Widespread cloud ceph and hypervisor issues possible with reconfiguration of Eqiad Row B
Closed, DeclinedPublic

Description

There is a lot of concern and conjecture here. Things we know:
The cloud-hosts1-eqiad is routed through row B for east-west traffic, and that will include the entire cloud ceph cluster and the entire set of hypervisors.
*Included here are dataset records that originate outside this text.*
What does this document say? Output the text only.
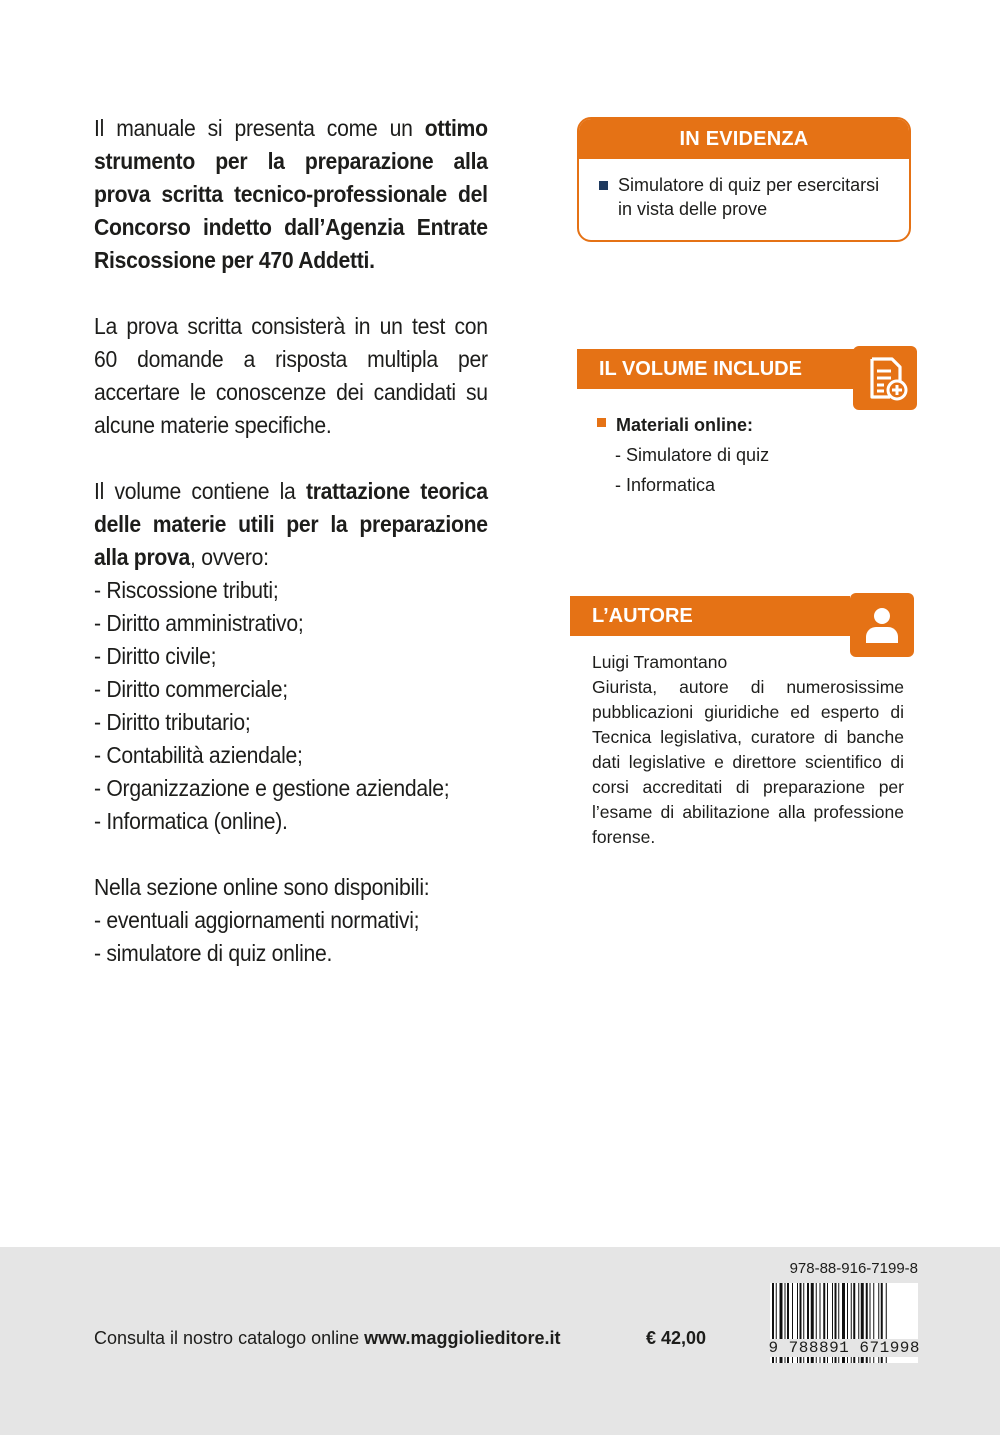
Il manuale si presenta come un ottimo strumento per la preparazione alla prova scritta tecnico-professionale del Concorso indetto dall’Agenzia Entrate Riscossione per 470 Addetti.

La prova scritta consisterà in un test con 60 domande a risposta multipla per accertare le conoscenze dei candidati su alcune materie specifiche.

Il volume contiene la trattazione teorica delle materie utili per la preparazione alla prova, ovvero:

- Riscossione tributi;
- Diritto amministrativo;
- Diritto civile;
- Diritto commerciale;
- Diritto tributario;
- Contabilità aziendale;
- Organizzazione e gestione aziendale;
- Informatica (online).

Nella sezione online sono disponibili:

- eventuali aggiornamenti normativi;
- simulatore di quiz online.
IN EVIDENZA
Simulatore di quiz per esercitarsi in vista delle prove
IL VOLUME INCLUDE
Materiali online:
- Simulatore di quiz
- Informatica
L’AUTORE
Luigi Tramontano
Giurista, autore di numerosissime pubblicazioni giuridiche ed esperto di Tecnica legislativa, curatore di banche dati legislative e direttore scientifico di corsi accreditati di preparazione per l’esame di abilitazione alla professione forense.
Consulta il nostro catalogo online www.maggiolieditore.it	€ 42,00
978-88-916-7199-8
9 788891 671998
A possibly 10 second network issue for the hypervisors would not have been terribly concerning except for some very sensitive services on VMs, but since we now have remote ceph storage, there is a possibility of corruption of disks and even ceph cluster collapse.

Things to do:

  • Test if we can put together a good "freeze" procedure for ceph and cloud in codfw (@dcaro)
  • Get a freeze script ready
  • Send communication to our user community once we have a better idea of what is going to happen
  • Make sure the cloud doesn't go pear-shaped 🍐
  • profit!!!

Event Timeline

Did a quick test on codfw, for different scenarios:

  • When pausing the cluster (no reads, no writes) -> VMs hang on syncing disk (cached writes work), but no major issues happen at libvirt level, at least for 30s
    • When unpausing everything goes back to normal (syncs go through)
  • When pausing the cluster, and taking down the monitors -> same behavior as before
    • When bringing up the monitors, waiting for quorum (<1s), and unpausing, everything goes back to normal (same as before)
  • When pausing the VMs, then the cluster, and taking down the monitors -> No issues on libvirt, at least for 1min
    • When bringing up the monitors, waiting for quorum (<1s), and unpausing the cluster and VMs, everything goes back to normal (though external connections to the VM time out, ex. ssh)

I have not tried to leave it not running for longer, but will try and report back (enough for timeouts to kick in)

I'll prepare a script to pause/unpause all VMs

We decided to ride it out instead and won.